AUD/USD struggles to extend the previous day’s rebound from a one-week low, easing to 0.7515 amid the initial Asian session on the key Tuesday. In doing so, the Aussie pair seems to bear the burden of the pre-RBA mood amid cautious optimism in the market.
Having initially dropped on China’s downbeat official PMIs, AUD/USD benefited from firmer Caixin Manufacturing PMI from Beijing and mixed data at home during early Monday. Following that, optimism over the Sino-American trade deal and softer-than-previous US ISM Manufacturing PMI helped the AUD/USD buyers to keep the bounce off a one-week low. However, the cautious mood ahead of the Reserve Bank of Australia (RBA) monetary policy meeting challenges the quote of late.
Although China’s official PMIs portrayed the contraction in October activities, Caixin Manufacturing PMI offered a positive surprise and favored the AUD/USD prices. On the same line could be the US ISM Manufacturing PMI for October that eased below 61.1 prior readouts to 60.8, beating 60.6 market forecasts. The softer US data and firmer China figures also join mixed housing market data at home and Australia’s strong Commonwealth Bank PMI for October to favor AUD/USD recovery moves.
Additionally, comments from US Treasury Secretary Janet Yellen added to the market’s mild risk-on mood, The diplomat hinted that the US-China Phase One trade deal and reciprocal easing of tariffs may tame the inflation. The same highlights optimism towards reaching the much-awaited trade agreement among the world’s top two economies. Also favoring the risk-on mood could be US Treasury Secretary Yellen’s statements like, “I don’t think US economy is overheating.” Her comments on Inflation could be justified by the US inflation expectations as the 10-year breakeven inflation rate per the St. Louis Federal Reserve (FRED) data, dropped for the fourth consecutive day from levels last seen during August 2006 by the end of Monday’s North American trading. The same hints at the Fed’s cautious action during Wednesday’s meeting and favors the AUD/USD buyers.
It’s worth noting that the recent challenges to the global economic growth hints at a bit slower dialing back of the easy money policies across the globe and hence keep the AUD/USD bulls ahead of the key central bank meetings, including the Fed and Bank of England (BOE) decisions, on Wednesday and Thursday respectively. Furthermore, Australia’s opening up of the international borders and positive chatters over the US stimulus are some extra positive catalysts for the pair.
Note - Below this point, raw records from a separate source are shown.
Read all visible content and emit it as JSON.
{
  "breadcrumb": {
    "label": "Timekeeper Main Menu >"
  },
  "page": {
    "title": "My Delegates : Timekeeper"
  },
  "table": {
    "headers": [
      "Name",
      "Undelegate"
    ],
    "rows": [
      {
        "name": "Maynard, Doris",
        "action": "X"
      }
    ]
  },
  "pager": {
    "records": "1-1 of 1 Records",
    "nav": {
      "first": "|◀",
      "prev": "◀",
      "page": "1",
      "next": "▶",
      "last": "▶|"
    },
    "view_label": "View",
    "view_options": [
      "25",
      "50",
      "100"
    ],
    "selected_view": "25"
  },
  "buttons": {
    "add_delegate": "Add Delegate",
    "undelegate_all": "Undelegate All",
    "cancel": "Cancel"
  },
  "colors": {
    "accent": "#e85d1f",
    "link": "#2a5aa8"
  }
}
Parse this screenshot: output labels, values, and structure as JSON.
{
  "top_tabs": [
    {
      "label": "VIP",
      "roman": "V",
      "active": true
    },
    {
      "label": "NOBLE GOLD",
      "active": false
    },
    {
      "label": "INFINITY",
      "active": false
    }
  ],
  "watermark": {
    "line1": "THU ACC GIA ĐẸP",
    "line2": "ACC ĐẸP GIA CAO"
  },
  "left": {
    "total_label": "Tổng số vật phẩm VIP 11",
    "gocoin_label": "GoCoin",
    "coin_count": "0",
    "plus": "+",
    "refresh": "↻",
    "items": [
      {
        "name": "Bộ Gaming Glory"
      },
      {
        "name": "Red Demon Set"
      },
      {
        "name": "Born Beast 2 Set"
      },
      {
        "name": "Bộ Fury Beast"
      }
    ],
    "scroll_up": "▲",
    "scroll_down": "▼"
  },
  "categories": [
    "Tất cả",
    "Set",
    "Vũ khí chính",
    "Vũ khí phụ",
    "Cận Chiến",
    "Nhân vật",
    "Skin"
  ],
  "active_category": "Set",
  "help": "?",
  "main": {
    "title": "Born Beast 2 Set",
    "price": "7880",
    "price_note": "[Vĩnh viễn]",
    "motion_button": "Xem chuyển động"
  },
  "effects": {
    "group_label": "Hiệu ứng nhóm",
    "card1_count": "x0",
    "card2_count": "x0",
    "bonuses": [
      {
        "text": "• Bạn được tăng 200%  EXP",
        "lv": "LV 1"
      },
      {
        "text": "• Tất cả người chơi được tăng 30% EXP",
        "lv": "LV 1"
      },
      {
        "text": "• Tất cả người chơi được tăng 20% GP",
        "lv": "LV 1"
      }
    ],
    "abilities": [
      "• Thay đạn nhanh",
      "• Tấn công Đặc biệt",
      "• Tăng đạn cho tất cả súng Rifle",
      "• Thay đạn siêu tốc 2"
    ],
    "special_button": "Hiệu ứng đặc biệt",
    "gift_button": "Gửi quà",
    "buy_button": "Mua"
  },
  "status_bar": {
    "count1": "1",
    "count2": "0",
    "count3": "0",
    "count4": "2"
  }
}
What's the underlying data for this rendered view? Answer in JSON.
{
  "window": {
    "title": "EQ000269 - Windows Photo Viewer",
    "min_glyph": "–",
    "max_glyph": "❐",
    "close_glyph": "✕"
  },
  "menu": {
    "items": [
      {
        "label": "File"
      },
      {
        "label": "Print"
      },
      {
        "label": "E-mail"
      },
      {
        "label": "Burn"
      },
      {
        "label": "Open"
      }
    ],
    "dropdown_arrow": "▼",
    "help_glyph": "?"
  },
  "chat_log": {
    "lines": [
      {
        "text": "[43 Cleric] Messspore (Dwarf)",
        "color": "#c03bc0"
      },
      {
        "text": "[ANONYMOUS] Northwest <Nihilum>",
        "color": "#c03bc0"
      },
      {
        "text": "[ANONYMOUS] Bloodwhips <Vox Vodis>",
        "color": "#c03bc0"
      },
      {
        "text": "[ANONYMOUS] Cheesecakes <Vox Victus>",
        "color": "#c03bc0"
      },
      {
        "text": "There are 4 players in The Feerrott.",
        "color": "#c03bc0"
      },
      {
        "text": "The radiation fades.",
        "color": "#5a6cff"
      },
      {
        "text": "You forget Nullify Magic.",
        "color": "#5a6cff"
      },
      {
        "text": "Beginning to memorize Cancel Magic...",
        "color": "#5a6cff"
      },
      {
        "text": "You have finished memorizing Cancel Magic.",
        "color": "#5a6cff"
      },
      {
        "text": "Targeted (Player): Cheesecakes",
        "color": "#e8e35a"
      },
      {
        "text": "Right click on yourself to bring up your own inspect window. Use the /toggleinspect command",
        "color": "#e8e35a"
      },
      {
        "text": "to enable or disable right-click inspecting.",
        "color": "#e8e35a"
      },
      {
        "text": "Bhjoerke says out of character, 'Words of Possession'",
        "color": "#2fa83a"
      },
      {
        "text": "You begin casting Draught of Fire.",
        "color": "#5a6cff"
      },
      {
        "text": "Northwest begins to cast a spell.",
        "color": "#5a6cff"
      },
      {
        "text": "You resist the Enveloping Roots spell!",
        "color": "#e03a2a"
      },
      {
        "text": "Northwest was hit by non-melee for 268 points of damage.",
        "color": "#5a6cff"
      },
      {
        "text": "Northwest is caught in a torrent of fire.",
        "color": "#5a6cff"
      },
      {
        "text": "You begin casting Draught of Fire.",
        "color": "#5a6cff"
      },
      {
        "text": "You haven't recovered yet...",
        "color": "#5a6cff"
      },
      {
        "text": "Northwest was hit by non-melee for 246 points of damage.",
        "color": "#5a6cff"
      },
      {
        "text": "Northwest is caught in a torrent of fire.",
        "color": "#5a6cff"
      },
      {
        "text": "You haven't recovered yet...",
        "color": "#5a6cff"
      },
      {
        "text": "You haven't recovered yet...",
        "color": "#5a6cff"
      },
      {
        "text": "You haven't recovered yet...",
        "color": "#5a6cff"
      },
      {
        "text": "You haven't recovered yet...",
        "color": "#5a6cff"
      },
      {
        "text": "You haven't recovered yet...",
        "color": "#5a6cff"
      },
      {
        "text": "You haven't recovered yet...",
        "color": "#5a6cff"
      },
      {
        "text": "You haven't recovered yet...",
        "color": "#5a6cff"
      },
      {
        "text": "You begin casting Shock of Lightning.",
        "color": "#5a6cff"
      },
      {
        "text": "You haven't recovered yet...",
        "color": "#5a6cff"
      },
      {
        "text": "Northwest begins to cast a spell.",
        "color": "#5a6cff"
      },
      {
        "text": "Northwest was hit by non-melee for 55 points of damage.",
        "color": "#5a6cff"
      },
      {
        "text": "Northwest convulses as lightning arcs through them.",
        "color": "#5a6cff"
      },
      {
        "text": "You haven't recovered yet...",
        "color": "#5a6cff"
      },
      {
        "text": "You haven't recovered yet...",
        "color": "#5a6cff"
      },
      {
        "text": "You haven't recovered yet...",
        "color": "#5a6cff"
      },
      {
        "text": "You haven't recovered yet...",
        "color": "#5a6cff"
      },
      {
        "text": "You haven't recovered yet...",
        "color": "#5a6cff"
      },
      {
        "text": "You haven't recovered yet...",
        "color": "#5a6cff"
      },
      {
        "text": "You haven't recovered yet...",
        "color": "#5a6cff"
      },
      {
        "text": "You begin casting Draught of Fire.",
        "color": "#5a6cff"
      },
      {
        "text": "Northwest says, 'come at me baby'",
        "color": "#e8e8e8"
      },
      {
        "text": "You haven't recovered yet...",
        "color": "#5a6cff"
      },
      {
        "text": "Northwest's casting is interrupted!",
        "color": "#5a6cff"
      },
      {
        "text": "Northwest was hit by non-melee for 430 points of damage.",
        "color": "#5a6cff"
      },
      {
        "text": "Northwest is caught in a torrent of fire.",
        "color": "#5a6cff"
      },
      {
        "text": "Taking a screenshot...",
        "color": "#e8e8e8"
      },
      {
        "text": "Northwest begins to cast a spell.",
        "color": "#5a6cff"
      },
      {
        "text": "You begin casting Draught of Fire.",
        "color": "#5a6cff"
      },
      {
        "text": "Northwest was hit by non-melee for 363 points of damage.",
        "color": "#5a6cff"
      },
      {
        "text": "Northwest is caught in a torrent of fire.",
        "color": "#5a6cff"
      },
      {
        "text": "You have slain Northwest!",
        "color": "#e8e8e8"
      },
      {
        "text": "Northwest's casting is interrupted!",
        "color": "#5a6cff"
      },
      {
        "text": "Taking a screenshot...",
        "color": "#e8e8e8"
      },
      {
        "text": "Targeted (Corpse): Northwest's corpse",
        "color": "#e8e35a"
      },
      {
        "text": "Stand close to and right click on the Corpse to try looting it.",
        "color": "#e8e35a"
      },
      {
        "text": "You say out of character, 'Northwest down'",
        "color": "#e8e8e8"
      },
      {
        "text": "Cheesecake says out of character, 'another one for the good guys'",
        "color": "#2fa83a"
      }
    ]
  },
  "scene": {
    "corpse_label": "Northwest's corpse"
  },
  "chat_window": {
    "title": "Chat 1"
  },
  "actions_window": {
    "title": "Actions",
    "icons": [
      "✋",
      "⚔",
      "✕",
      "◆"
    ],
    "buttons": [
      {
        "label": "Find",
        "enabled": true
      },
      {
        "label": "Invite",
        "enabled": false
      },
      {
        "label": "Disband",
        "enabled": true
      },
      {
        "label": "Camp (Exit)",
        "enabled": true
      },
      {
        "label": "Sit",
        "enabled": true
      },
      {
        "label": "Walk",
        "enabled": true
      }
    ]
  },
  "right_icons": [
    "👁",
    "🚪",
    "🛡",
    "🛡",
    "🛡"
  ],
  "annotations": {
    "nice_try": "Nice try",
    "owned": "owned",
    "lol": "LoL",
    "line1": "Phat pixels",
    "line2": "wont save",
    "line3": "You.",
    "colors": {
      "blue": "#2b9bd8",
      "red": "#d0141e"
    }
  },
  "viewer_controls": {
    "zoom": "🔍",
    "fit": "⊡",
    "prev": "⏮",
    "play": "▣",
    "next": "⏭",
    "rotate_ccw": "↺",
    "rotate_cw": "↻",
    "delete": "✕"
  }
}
Amid these plays, US stocks remain remained firm around the record top whereas the US 10-year Treasury yields portrayed a sluggish start to the week. Further, the US Dollar Index (DXY) pared Friday’s heavy gains on Monday and helped the Aussie buyers too.
Looking forward, the AUD/USD traders will pay close attention to the RBA moves as the Aussie central bank indirectly has stopped yield curve controls and may formally accept the same, backed by the recent jump in the Aussie inflation data. However, RBA Government Philip Lowe earlier highlighted the need for the wage prices to remain firmer to push the central bank towards faster rate hikes, which in turn makes RBA forward guidance the key.
Read: Reserve Bank of Australia Preview: Reality check for Australian policymakers
Having defied a downside break to the ascending support line from September 29, AUD/USD bulls struggle around the stated trend line near 0.7515 by the press time. Given the bullish MACD and firmer RSI, not overbought, the quote is expected to stay firmer, inching closer to the 200-DMA hurdle surrounding 0.7560. However, a three-month-old trend line resistance near 0.7565 will challenge any further advances amid nearly overbought RSI conditions. Meanwhile, the buyers’ inability to carry the rebound from a short-term key support line, around 0.7515 by the press time, will seek validation of a bearish impulse from August month’s peak of 0.7478 and the latest swing low close to 0.7450.